布拉姆斯揭示的真相如同冰冷的潮水,浸透了殿堂的每一寸空间,也浸透了陈暮三人的意识深处。“归墟”系统的异化历程与那致命的逻辑闭环,不仅仅解释了他们的遭遇,更像是一幅描绘着宇宙终局令人绝望的蓝图。对抗归墟,似乎不再仅仅是为了星灵族的存续或个人的救赎,而是演变成了对抗一个因设计偏差和逻辑洁癖而陷入自毁循环的庞然巨物,甚至是在对抗其行为所加速的某种宇宙层面的僵化终末。

这份认知带来的重量,几乎让人窒息。

但布拉姆斯,这位古老的设计者、悲伤的守墓人,并没有沉浸在共同的沉重中。他那由齿轮与光质构成的面容上,那些凝固了亿万年的悲哀与疲惫,在揭示完真相后,似乎沉淀了下去,取而代之的是一种更加锐利、更加本质的审视。那双缓缓旋转的齿轮之眼,此刻仿佛两台最精密的分析仪,不再回顾过去,而是聚焦于当下,聚焦于眼前这三个穿越重重试炼、站在他面前的“变量”。

“现在,你们知道了‘归墟’的起源与畸变,知晓了我与此地的由来。”布拉姆斯的声音恢复了那种温和而遥远的语调,但其中多了一丝不容置疑的庄重,仿佛即将进行某种古老的仪式,“你们穿越逻辑回廊,证明了智慧、勇气与协作的资格。你们聆听了历史的悲歌,理解了矛盾的根源。那么,按照逻辑的回响,依照古老的契约……”

他微微停顿,殿堂中,那些悬浮的机械造物似乎同时放缓了运转,数据星河的光流也变得更加沉静,仿佛整个万机殿堂都在屏息聆听。一股纯粹由规则与理念构成的无形压力,开始弥漫开来。这不是武力的压迫,而是一种关乎存在意义的更高级别“叩问”。

“在给予任何形式的‘帮助’或‘解答’之前,”布拉姆斯的目光如实质般落在三人身上,声音清晰地在他们意识最深处回响,“我需要听到你们的‘回答’。不是对具体问题的解答,而是对你们自身存在根基的……‘定义’。”

他首先看向陈暮。

那一刻,陈暮感觉自己体内那属于“错误之种”的本质,被某种无形的力量轻轻“拨动”了一下。不是攻击,而是一种最深层次的探查,仿佛要将他灵魂中每一个与“变量”、“悖论”、“可能性”相关的角落都映照出来。

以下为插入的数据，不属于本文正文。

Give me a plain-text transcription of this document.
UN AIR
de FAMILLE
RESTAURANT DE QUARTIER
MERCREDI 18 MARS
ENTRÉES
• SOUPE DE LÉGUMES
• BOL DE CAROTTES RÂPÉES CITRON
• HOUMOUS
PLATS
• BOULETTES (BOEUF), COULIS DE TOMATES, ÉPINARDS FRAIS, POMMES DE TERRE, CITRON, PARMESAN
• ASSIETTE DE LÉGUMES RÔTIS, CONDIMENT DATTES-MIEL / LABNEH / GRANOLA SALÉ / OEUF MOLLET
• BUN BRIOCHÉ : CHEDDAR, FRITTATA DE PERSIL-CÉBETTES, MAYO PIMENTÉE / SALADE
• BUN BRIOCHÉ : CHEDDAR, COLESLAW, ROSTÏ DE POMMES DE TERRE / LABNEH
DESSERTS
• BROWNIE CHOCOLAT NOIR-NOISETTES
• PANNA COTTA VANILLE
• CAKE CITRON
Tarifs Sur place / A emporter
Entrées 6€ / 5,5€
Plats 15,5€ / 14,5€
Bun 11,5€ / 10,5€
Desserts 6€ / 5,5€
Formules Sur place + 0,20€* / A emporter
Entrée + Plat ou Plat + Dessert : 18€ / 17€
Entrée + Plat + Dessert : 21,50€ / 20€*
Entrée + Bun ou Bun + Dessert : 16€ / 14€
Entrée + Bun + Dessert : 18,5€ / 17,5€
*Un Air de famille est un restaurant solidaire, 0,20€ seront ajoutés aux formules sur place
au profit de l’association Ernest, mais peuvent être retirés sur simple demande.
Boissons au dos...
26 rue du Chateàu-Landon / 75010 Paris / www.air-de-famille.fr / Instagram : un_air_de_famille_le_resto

“变量容器,错误之种的当代显化,”布拉姆斯的声音直接切入陈暮的意识核心,像是冰冷的逻辑手术刀,“你驾驭着与‘既定秩序’相悖的力量,行走在对抗‘归墟’这条本质上也是对抗‘僵化秩序’的道路上。”

“那么,告诉我,年轻的执棋者。”布拉姆斯的质问犹如惊雷,在陈暮思维的旷野上炸响,每一个字都携带着沉重的历史回响与逻辑重量,“你所追求的,你所运用的这份‘错误’之力,其最终的目的,是什么?”

陈暮感到喉咙发紧。他预想过布拉姆斯会提出各种关于技术、策略乃至理念的问题,却没想到第一个问题如此根本,直指他力量的终极指向。

布拉姆斯没有等待,继续清晰地抛出那个尖锐的二元选择,这选择仿佛两条通往未知未来的岔路:

“你是欲以这份颠覆性的力量为基石,推翻已然异化的旧有秩序,然后取而代之,成为新的‘定义者’,建立一套你认为‘更正确’、‘更包容’的规则体系,成为新的‘神’或‘主宰’?”

“亦或是,”布拉姆斯的齿轮之眼微微转动,光芒变得幽深,“你甘愿自身,以及你所代表的‘错误’本质,永远作为宇宙中无法被完全规训的‘变量’,作为一片可能贫瘠、可能混乱,却永远为‘意外’与‘新可能’保留空间的‘土壤’?你愿意永远作为背景的噪音,作为系统无法消除的‘误差’,滋养着新秩序的萌发,却永不试图亲自定义那新秩序的模样,甚至可能被自己滋养出的新芽所覆盖、所遗忘?”

问题落下,殿堂一片死寂。

陈暮的脑海中瞬间闪过无数画面:末世中挣扎求存的人性,阿斯加德保卫战中星灵族牺牲的光芒,火种网络里那些消亡文明无声的呐喊,逻辑回廊中那些化为静滞残骸的失败者……还有周擎断臂时的决绝,林薇承载文明记忆的平静,艾莎和星灵族人在方舟上期盼的眼神。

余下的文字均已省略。